Magic angle spinning DNP simulation.
The function returns the rotor period averaged steady state magnetization. The implementation takes a lot of inspiration from the code donated by Frederic Mentink-Vigier, please cite Fred's papers (http://dx.doi.org/10.1016/j.jmr.2015.07.001 and http://dx.doi.org/10.1016/j.jmr.2012.08.013) if you are using it.
parameters.spins - a cell array of strings listing the spins to which the parameters.offset variable refers parameters.rate - spinning rate, Hz parameters.axis - spinning axis direction vector. parameters.max_rank - rotor discretization grid rank, typically in the thousands parameters.mw_pwr - microwave power, Hz parameters.mw_frq - microwave frequency, Hz parameters.eq_time - equilibration time, seconds parameters.grid - the name of the spherical averaging grid parameters.coil - detection state parameters.verbose - set this to 1 to enable diagnostic output
The function returns the steady state population of the detection state.

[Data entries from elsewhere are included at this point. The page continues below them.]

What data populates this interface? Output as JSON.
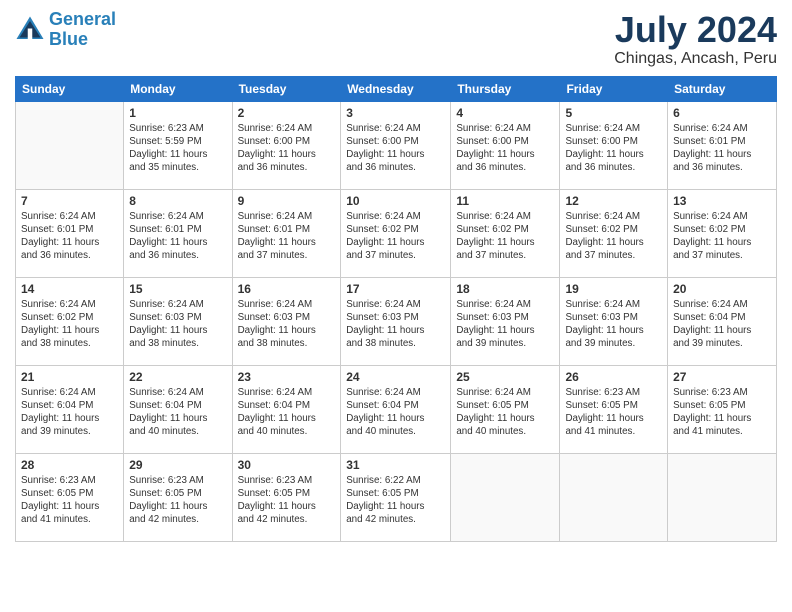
{
  "logo": {
    "line1": "General",
    "line2": "Blue"
  },
  "title": {
    "month_year": "July 2024",
    "location": "Chingas, Ancash, Peru"
  },
  "days_of_week": [
    "Sunday",
    "Monday",
    "Tuesday",
    "Wednesday",
    "Thursday",
    "Friday",
    "Saturday"
  ],
  "weeks": [
    [
      {
        "day": "",
        "detail": ""
      },
      {
        "day": "1",
        "detail": "Sunrise: 6:23 AM\nSunset: 5:59 PM\nDaylight: 11 hours\nand 35 minutes."
      },
      {
        "day": "2",
        "detail": "Sunrise: 6:24 AM\nSunset: 6:00 PM\nDaylight: 11 hours\nand 36 minutes."
      },
      {
        "day": "3",
        "detail": "Sunrise: 6:24 AM\nSunset: 6:00 PM\nDaylight: 11 hours\nand 36 minutes."
      },
      {
        "day": "4",
        "detail": "Sunrise: 6:24 AM\nSunset: 6:00 PM\nDaylight: 11 hours\nand 36 minutes."
      },
      {
        "day": "5",
        "detail": "Sunrise: 6:24 AM\nSunset: 6:00 PM\nDaylight: 11 hours\nand 36 minutes."
      },
      {
        "day": "6",
        "detail": "Sunrise: 6:24 AM\nSunset: 6:01 PM\nDaylight: 11 hours\nand 36 minutes."
      }
    ],
    [
      {
        "day": "7",
        "detail": "Sunrise: 6:24 AM\nSunset: 6:01 PM\nDaylight: 11 hours\nand 36 minutes."
      },
      {
        "day": "8",
        "detail": "Sunrise: 6:24 AM\nSunset: 6:01 PM\nDaylight: 11 hours\nand 36 minutes."
      },
      {
        "day": "9",
        "detail": "Sunrise: 6:24 AM\nSunset: 6:01 PM\nDaylight: 11 hours\nand 37 minutes."
      },
      {
        "day": "10",
        "detail": "Sunrise: 6:24 AM\nSunset: 6:02 PM\nDaylight: 11 hours\nand 37 minutes."
      },
      {
        "day": "11",
        "detail": "Sunrise: 6:24 AM\nSunset: 6:02 PM\nDaylight: 11 hours\nand 37 minutes."
      },
      {
        "day": "12",
        "detail": "Sunrise: 6:24 AM\nSunset: 6:02 PM\nDaylight: 11 hours\nand 37 minutes."
      },
      {
        "day": "13",
        "detail": "Sunrise: 6:24 AM\nSunset: 6:02 PM\nDaylight: 11 hours\nand 37 minutes."
      }
    ],
    [
      {
        "day": "14",
        "detail": "Sunrise: 6:24 AM\nSunset: 6:02 PM\nDaylight: 11 hours\nand 38 minutes."
      },
      {
        "day": "15",
        "detail": "Sunrise: 6:24 AM\nSunset: 6:03 PM\nDaylight: 11 hours\nand 38 minutes."
      },
      {
        "day": "16",
        "detail": "Sunrise: 6:24 AM\nSunset: 6:03 PM\nDaylight: 11 hours\nand 38 minutes."
      },
      {
        "day": "17",
        "detail": "Sunrise: 6:24 AM\nSunset: 6:03 PM\nDaylight: 11 hours\nand 38 minutes."
      },
      {
        "day": "18",
        "detail": "Sunrise: 6:24 AM\nSunset: 6:03 PM\nDaylight: 11 hours\nand 39 minutes."
      },
      {
        "day": "19",
        "detail": "Sunrise: 6:24 AM\nSunset: 6:03 PM\nDaylight: 11 hours\nand 39 minutes."
      },
      {
        "day": "20",
        "detail": "Sunrise: 6:24 AM\nSunset: 6:04 PM\nDaylight: 11 hours\nand 39 minutes."
      }
    ],
    [
      {
        "day": "21",
        "detail": "Sunrise: 6:24 AM\nSunset: 6:04 PM\nDaylight: 11 hours\nand 39 minutes."
      },
      {
        "day": "22",
        "detail": "Sunrise: 6:24 AM\nSunset: 6:04 PM\nDaylight: 11 hours\nand 40 minutes."
      },
      {
        "day": "23",
        "detail": "Sunrise: 6:24 AM\nSunset: 6:04 PM\nDaylight: 11 hours\nand 40 minutes."
      },
      {
        "day": "24",
        "detail": "Sunrise: 6:24 AM\nSunset: 6:04 PM\nDaylight: 11 hours\nand 40 minutes."
      },
      {
        "day": "25",
        "detail": "Sunrise: 6:24 AM\nSunset: 6:05 PM\nDaylight: 11 hours\nand 40 minutes."
      },
      {
        "day": "26",
        "detail": "Sunrise: 6:23 AM\nSunset: 6:05 PM\nDaylight: 11 hours\nand 41 minutes."
      },
      {
        "day": "27",
        "detail": "Sunrise: 6:23 AM\nSunset: 6:05 PM\nDaylight: 11 hours\nand 41 minutes."
      }
    ],
    [
      {
        "day": "28",
        "detail": "Sunrise: 6:23 AM\nSunset: 6:05 PM\nDaylight: 11 hours\nand 41 minutes."
      },
      {
        "day": "29",
        "detail": "Sunrise: 6:23 AM\nSunset: 6:05 PM\nDaylight: 11 hours\nand 42 minutes."
      },
      {
        "day": "30",
        "detail": "Sunrise: 6:23 AM\nSunset: 6:05 PM\nDaylight: 11 hours\nand 42 minutes."
      },
      {
        "day": "31",
        "detail": "Sunrise: 6:22 AM\nSunset: 6:05 PM\nDaylight: 11 hours\nand 42 minutes."
      },
      {
        "day": "",
        "detail": ""
      },
      {
        "day": "",
        "detail": ""
      },
      {
        "day": "",
        "detail": ""
      }
    ]
  ]
}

A detailed walkthough for solid effect and cross effect MAS DNP is given in the example set. For a simple three-spin system discussed in Fred's paper, cross_effect_mas_enlev.m returns the rotor phase dependence of the energy levels in the system:
The energy level population dynamics during the first rotor cycle is returned by cross_effect_mas_dynam.m example:
The energy level population dynamics during the steady state rotor cycle is returned by cross_effect_mas_steady.m example:
and finally the steady state rotor-averaged, powder-averaged DNP amplitude is returned by a call to this function in cross_effect_mas_powder.m example file.
- The steep transitions visible in the figures above necessitate very large rotor grids, typically thousands of points. Our attempts at reducing this number have not been successful.
- Because DNP simulations involve strong anisotropic interactions acting for a long time, large powder averaging grids are likely to be needed. Always check that your calculation is converged with respect to the size of the spherical grid.